Danimarka, Finlandiya, Norveç, Avusturya, Lüksemburg ve İsviçre gibi sosyal güvence politikaları değişkenlik göstermeyen ülkeler çalışamayan vatandaşlarını destekleyen ülkeler olarak ön plana çıktı. Benzer şekilde, Finlandiya, ABD, Birleşik Arap Emirlikleri (BAE) ve Singapur gibi güçlü finansal sistemlere sahip ülkeler de iflasın önlenmesi için KOBİ’lere daha kolay kredi sağlayabildi.
Singapur, İsviçre, Lüksemburg, Avusturya ve BAE de dahil olmak üzere sağlık, mali ve sosyal politikaları başarılı bir şekilde planlayabilen ve entegre edebilen ülkeler krizin etkilerini hafifletmede nispeten daha başarılı oldu.
Anekdot niteliğindeki kanıtlar, daha önce SARS gibi koronavirüs salgınları deneyimi olan ülkelerin (örneğin, Kore Cumhuriyeti, Singapur) daha iyi protokollere ve teknolojik sistemlere sahip olduklarını ve salgını diğerlerinden nispeten daha iyi geçirebildiklerini gösterdi.
Ekonomiyi yeşillendirmek için enerji altyapısının, ulaşım ağlarının ve hem kamu hem de özel sektör taahhütlerinin iyileştirilmesi, çevre koruma konusunda çok taraflı anlaşmaların genişletilmesi ve bunlara saygı duyulması gerekiyor.
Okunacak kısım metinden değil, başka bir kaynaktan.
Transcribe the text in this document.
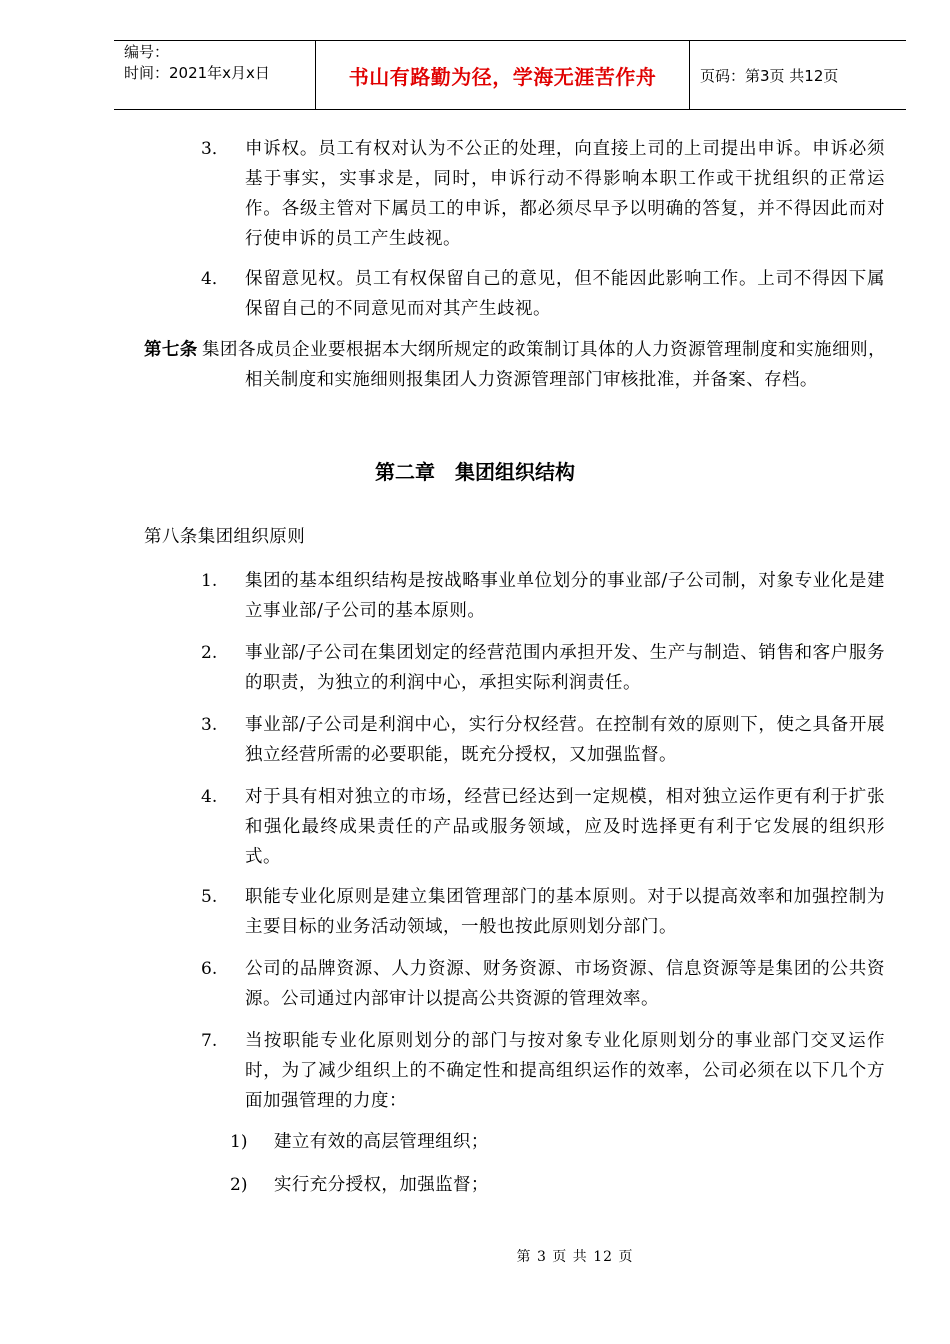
编号：
时间：2021年x月x日	书山有路勤为径，学海无涯苦作舟	页码：第3页 共12页
3． 申诉权。员工有权对认为不公正的处理，向直接上司的上司提出申诉。申诉必须基于事实，实事求是，同时，申诉行动不得影响本职工作或干扰组织的正常运作。各级主管对下属员工的申诉，都必须尽早予以明确的答复，并不得因此而对行使申诉的员工产生歧视。
4． 保留意见权。员工有权保留自己的意见，但不能因此影响工作。上司不得因下属保留自己的不同意见而对其产生歧视。
第七条 集团各成员企业要根据本大纲所规定的政策制订具体的人力资源管理制度和实施细则，相关制度和实施细则报集团人力资源管理部门审核批准，并备案、存档。
第二章　集团组织结构
第八条集团组织原则
1. 集团的基本组织结构是按战略事业单位划分的事业部/子公司制，对象专业化是建立事业部/子公司的基本原则。
2. 事业部/子公司在集团划定的经营范围内承担开发、生产与制造、销售和客户服务的职责，为独立的利润中心，承担实际利润责任。
3. 事业部/子公司是利润中心，实行分权经营。在控制有效的原则下，使之具备开展独立经营所需的必要职能，既充分授权，又加强监督。
4. 对于具有相对独立的市场，经营已经达到一定规模，相对独立运作更有利于扩张和强化最终成果责任的产品或服务领域，应及时选择更有利于它发展的组织形式。
5. 职能专业化原则是建立集团管理部门的基本原则。对于以提高效率和加强控制为主要目标的业务活动领域，一般也按此原则划分部门。
6. 公司的品牌资源、人力资源、财务资源、市场资源、信息资源等是集团的公共资源。公司通过内部审计以提高公共资源的管理效率。
7. 当按职能专业化原则划分的部门与按对象专业化原则划分的事业部门交叉运作时，为了减少组织上的不确定性和提高组织运作的效率，公司必须在以下几个方面加强管理的力度：
1) 建立有效的高层管理组织；
2) 实行充分授权，加强监督；
第 3 页 共 12 页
Danimarka, Estonya, Finlandiya ve Hollanda, ekonomik dönüşümü altyapı yoluyla yönlendirmek için en iyi şekilde hazırlanan ülkeler. Türkiye, Rusya, Endonezya ve Güney Afrika ile birlikte Daha az hazırlıklı ülkeler arasında.
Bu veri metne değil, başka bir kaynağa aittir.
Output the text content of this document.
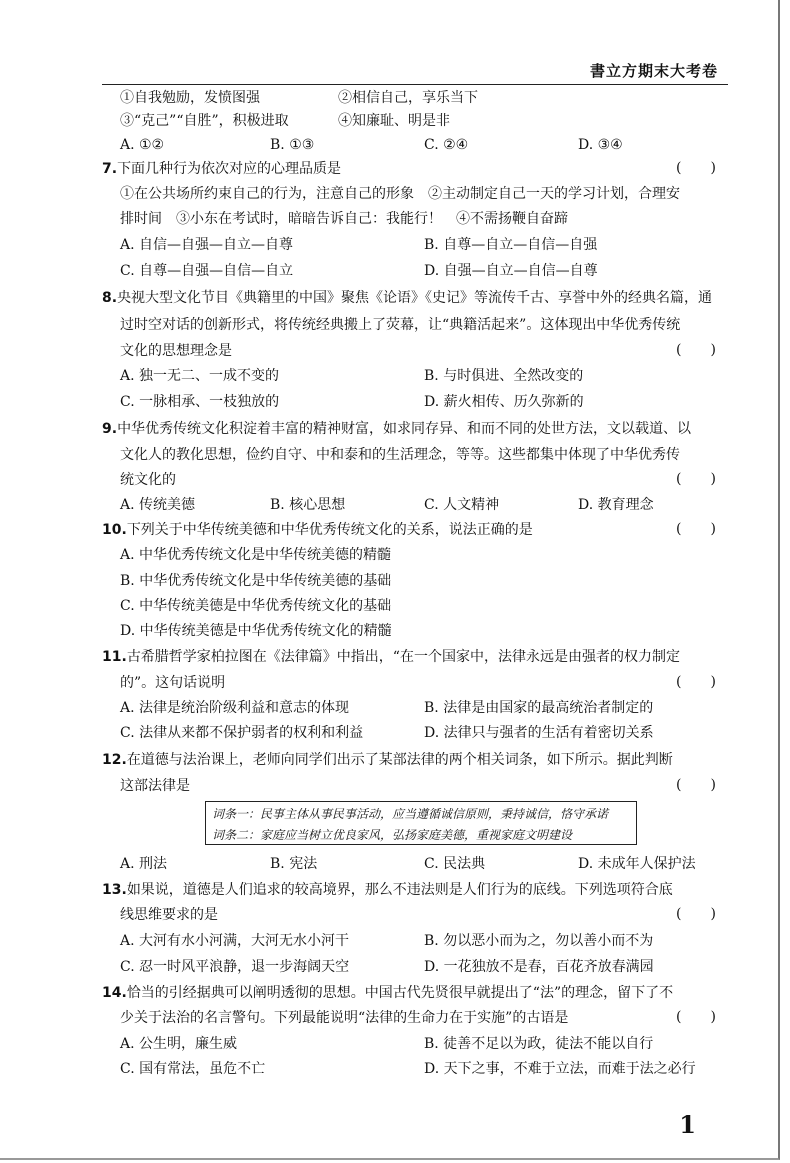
書立方期末大考卷
①自我勉励，发愤图强	②相信自己，享乐当下
③“克己”“自胜”，积极进取	④知廉耻、明是非
A. ①②	B. ①③	C. ②④	D. ③④
7.下面几种行为依次对应的心理品质是	( )
①在公共场所约束自己的行为，注意自己的形象　②主动制定自己一天的学习计划，合理安
排时间　③小东在考试时，暗暗告诉自己：我能行！　④不需扬鞭自奋蹄
A. 自信—自强—自立—自尊	B. 自尊—自立—自信—自强
C. 自尊—自强—自信—自立	D. 自强—自立—自信—自尊
8.央视大型文化节目《典籍里的中国》聚焦《论语》《史记》等流传千古、享誉中外的经典名篇，通
过时空对话的创新形式，将传统经典搬上了荧幕，让“典籍活起来”。这体现出中华优秀传统
文化的思想理念是	( )
A. 独一无二、一成不变的	B. 与时俱进、全然改变的
C. 一脉相承、一枝独放的	D. 薪火相传、历久弥新的
9.中华优秀传统文化积淀着丰富的精神财富，如求同存异、和而不同的处世方法，文以载道、以
文化人的教化思想，俭约自守、中和泰和的生活理念，等等。这些都集中体现了中华优秀传
统文化的	( )
A. 传统美德	B. 核心思想	C. 人文精神	D. 教育理念
10.下列关于中华传统美德和中华优秀传统文化的关系，说法正确的是	( )
A. 中华优秀传统文化是中华传统美德的精髓
B. 中华优秀传统文化是中华传统美德的基础
C. 中华传统美德是中华优秀传统文化的基础
D. 中华传统美德是中华优秀传统文化的精髓
11.古希腊哲学家柏拉图在《法律篇》中指出，“在一个国家中，法律永远是由强者的权力制定
的”。这句话说明	( )
A. 法律是统治阶级利益和意志的体现	B. 法律是由国家的最高统治者制定的
C. 法律从来都不保护弱者的权利和利益	D. 法律只与强者的生活有着密切关系
12.在道德与法治课上，老师向同学们出示了某部法律的两个相关词条，如下所示。据此判断
这部法律是	( )
词条一：民事主体从事民事活动，应当遵循诚信原则，秉持诚信，恪守承诺
词条二：家庭应当树立优良家风，弘扬家庭美德，重视家庭文明建设
A. 刑法	B. 宪法	C. 民法典	D. 未成年人保护法
13.如果说，道德是人们追求的较高境界，那么不违法则是人们行为的底线。下列选项符合底
线思维要求的是	( )
A. 大河有水小河满，大河无水小河干	B. 勿以恶小而为之，勿以善小而不为
C. 忍一时风平浪静，退一步海阔天空	D. 一花独放不是春，百花齐放春满园
14.恰当的引经据典可以阐明透彻的思想。中国古代先贤很早就提出了“法”的理念，留下了不
少关于法治的名言警句。下列最能说明“法律的生命力在于实施”的古语是	( )
A. 公生明，廉生威	B. 徒善不足以为政，徒法不能以自行
C. 国有常法，虽危不亡	D. 天下之事，不难于立法，而难于法之必行
1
Finansal kaynakları reel ekonomide uzun vadeli yatırımlara yönlendirmeye yönelik teşviklerin artırılması istikrarı güçlendirebilir ve kapsayıcılığı genişletebilir. Finlandiya, İsveç, Yeni Zelanda ve Avusturya diğer gelişmiş ekonomilerden nispeten daha hazırken, şu anda dünyanın en büyük finans merkezi olan ABD en az hazır olan ülkeler arasında.
Daha kademeli vergilendirme sistemlerine geçiş, ekonomik dönüşümün temel bir itici gücü olarak ortaya çıkmaktadır. Bu ölçüye göre, nispeten dengeli ve artan vergi yapıları sayesinde Güney Kore, Japonya, Avustralya ve Güney Afrika en yüksek puanı almaktadır.
Geleceğe hazır eğitim, çalışma yasaları ve gelir desteği sosyal koruma tabanını genişletmek için daha iyi entegre edilmeli. Yeni güvenlik ağı modelleriyle uygun işçi korumasını birleştirmiş Almanya, Danimarka, İsviçre ve İngiltere diğerlerine nispeten daha hazırlıklı. Güney Afrika, Hindistan, Yunanistan ve Türkiye ise en az hazırlıklı ülkeler arasında.
Araştırma, inovasyon ve buluş alanlarındaki uzun vadeli yatırımları teşvik etmek ve genişletmek “yarının pazarlarını” yaratabilir ve büyümeyi sağlayabilir. Finlandiya, Japonya, ABD, Güney Kore ve İsveç “yarının pazarlarını” yaratmak için daha hazırlıklı olarak ortaya çıkarken Yunanistan, Meksika, Türkiye ve Slovak Cumhuriyeti daha az hazırlıklıdır.